The witch is not merely a woman with herbs or a pointy hat. She is the archetype of forbidden power, and most importantly, forbidden speech. In early modern Europe, witchcraft trials often centered not on cauldrons or pacts with demons, but on the alleged use of words: curses uttered in anger, incantations whispered over fields, invocations of spirits through names. The witch was dangerous because she spoke what must not be spoken. She disrupted the linguistic order, used language not to describe but to command.
This is not a metaphor. In witchcraft, words are treated as acts. A spell is a sequence of speech intended to affect the world. It is performative. It does not refer to reality—it alters it. The boundary between word and deed collapses. A curse isn’t something one “says”—it’s something one does with the tongue. Language becomes operative.
Modern legal and corporate speech has absorbed this power while disguising it. Politicians deploy dog-whistles. Bureaucracies enshrine reality in jargon. Advertisers cast spells with slogans. These are all forms of performative language. But unlike the witch, they wear the mask of neutrality. The witch’s sin is not the use of language to affect the world—it is the unlicensed use of that power. She does not represent the crown, the priesthood, or the brand. She speaks from the margins, and so her words are dangerous.
It is no accident that witches have always been associated with filth, sex, excrement, and blasphemy. Their rites were imagined (and sometimes were) full of nakedness, howling, inverted prayers, and ecstatic utterances. In part, this is projection—a fantasy of the devout about what lies beyond the bounds of order. But it also captures something true: the witch’s speech is unclean in the most literal sense. It is language that transgresses the borders of the permissible, that invokes fluids, forces, and desires that cannot be named in polite company.
George Carlin’s famous monologue “The Seven Words You Can Never Say on Television” captures the modern version of this linguistic witchcraft. His list—shit, piss, fuck, cunt, cocksucker, motherfucker, tits—was not merely a joke. It was an anthropology of the sacred-prohibited. These were the words that TV could not contain, the words that violated the smooth surface of mass media, the words that threatened the spell of civilization. Their censorship revealed not their vulgarity, but their power.
To swear, then, is to invoke the ancient magic of the body. To curse is to channel something raw and real. And to use these words with intent—not merely as habit, but as ritual—is to participate in a very old practice: that of using language as a weapon, a mirror, and a wand.
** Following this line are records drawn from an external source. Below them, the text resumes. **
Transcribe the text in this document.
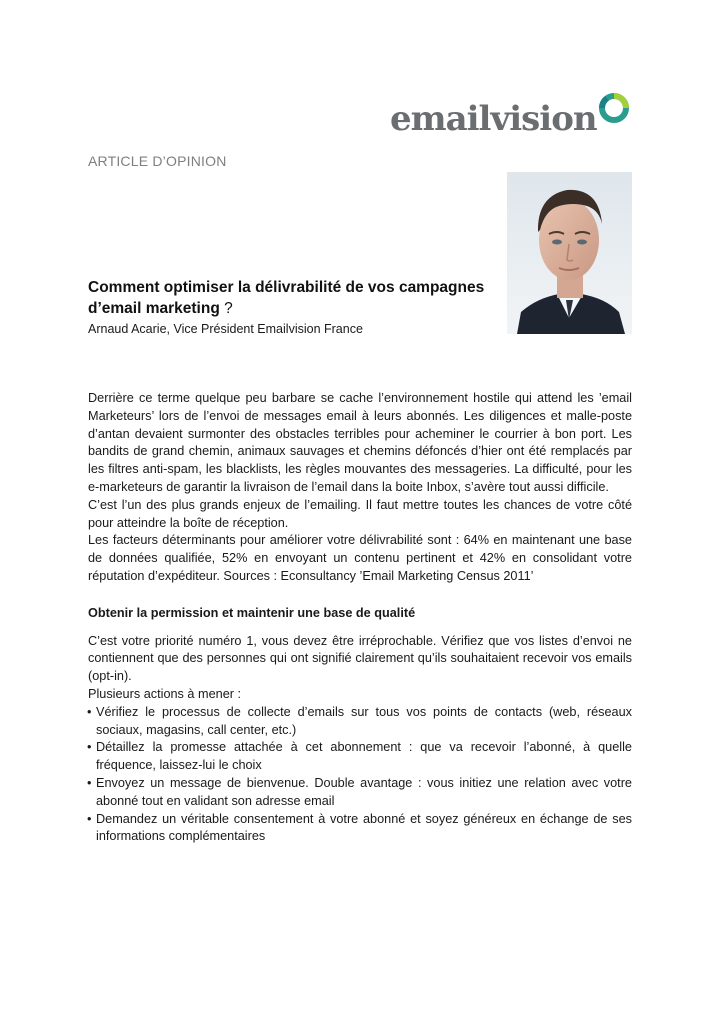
emailvision
ARTICLE D’OPINION
Comment optimiser la délivrabilité de vos campagnes
d’email marketing ?
Arnaud Acarie, Vice Président Emailvision France

Derrière ce terme quelque peu barbare se cache l’environnement hostile qui attend les ’email Marketeurs’ lors de l’envoi de messages email à leurs abonnés. Les diligences et malle-poste d’antan devaient surmonter des obstacles terribles pour acheminer le courrier à bon port. Les bandits de grand chemin, animaux sauvages et chemins défoncés d’hier ont été remplacés par les filtres anti-spam, les blacklists, les règles mouvantes des messageries. La difficulté, pour les e-marketeurs de garantir la livraison de l’email dans la boite Inbox, s’avère tout aussi difficile.

C’est l’un des plus grands enjeux de l’emailing. Il faut mettre toutes les chances de votre côté pour atteindre la boîte de réception.

Les facteurs déterminants pour améliorer votre délivrabilité sont : 64% en maintenant une base de données qualifiée, 52% en envoyant un contenu pertinent et 42% en consolidant votre réputation d’expéditeur. Sources : Econsultancy ’Email Marketing Census 2011’

Obtenir la permission et maintenir une base de qualité

C’est votre priorité numéro 1, vous devez être irréprochable. Vérifiez que vos listes d’envoi ne contiennent que des personnes qui ont signifié clairement qu’ils souhaitaient recevoir vos emails (opt-in).

Plusieurs actions à mener :

• Vérifiez le processus de collecte d’emails sur tous vos points de contacts (web, réseaux sociaux, magasins, call center, etc.)
• Détaillez la promesse attachée à cet abonnement : que va recevoir l’abonné, à quelle fréquence, laissez-lui le choix
• Envoyez un message de bienvenue. Double avantage : vous initiez une relation avec votre abonné tout en validant son adresse email
• Demandez un véritable consentement à votre abonné et soyez généreux en échange de ses informations complémentaires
The modern world, obsessed with civility, euphemism, and linguistic hygiene, fears this power. It creates endless rules around speech. It invents new taboos, reframes old ones, and uses shame to police the borderlands of language. But the forbidden tongue persists. It persists in rap lyrics, protest chants, internet memes, stand-up comedy, whispered gossip, porn, graffiti, and prayer.
Those who would reclaim their power must reclaim their speech. Not merely to shock or offend, but to repossess the body of language: its blood, its sweat, its spit, its scream. The tongue must be unbound.
Because at the heart of all control systems lies a spell: a linguistic enchantment that makes domination seem natural. To break that spell, one must speak wrongly. One must say what should not be said. One must curse, not as insult, but as act of sovereignty.
The witch knew this. So did the mystic, the prophet, the madman, and the poet.
And if you are to speak truth in the age of simulation, you must know it too.
References
Wilson, Robert Anton. Quantum Psychology: How Brain Software Programs You and Your World. Falcon Press, 1990.
Pinker, Steven. The Stuff of Thought: Language as a Window into Human Nature. Penguin Books, 2007.
Ibid., Chapter 7, “The Seven Words You Can’t Say on Television.”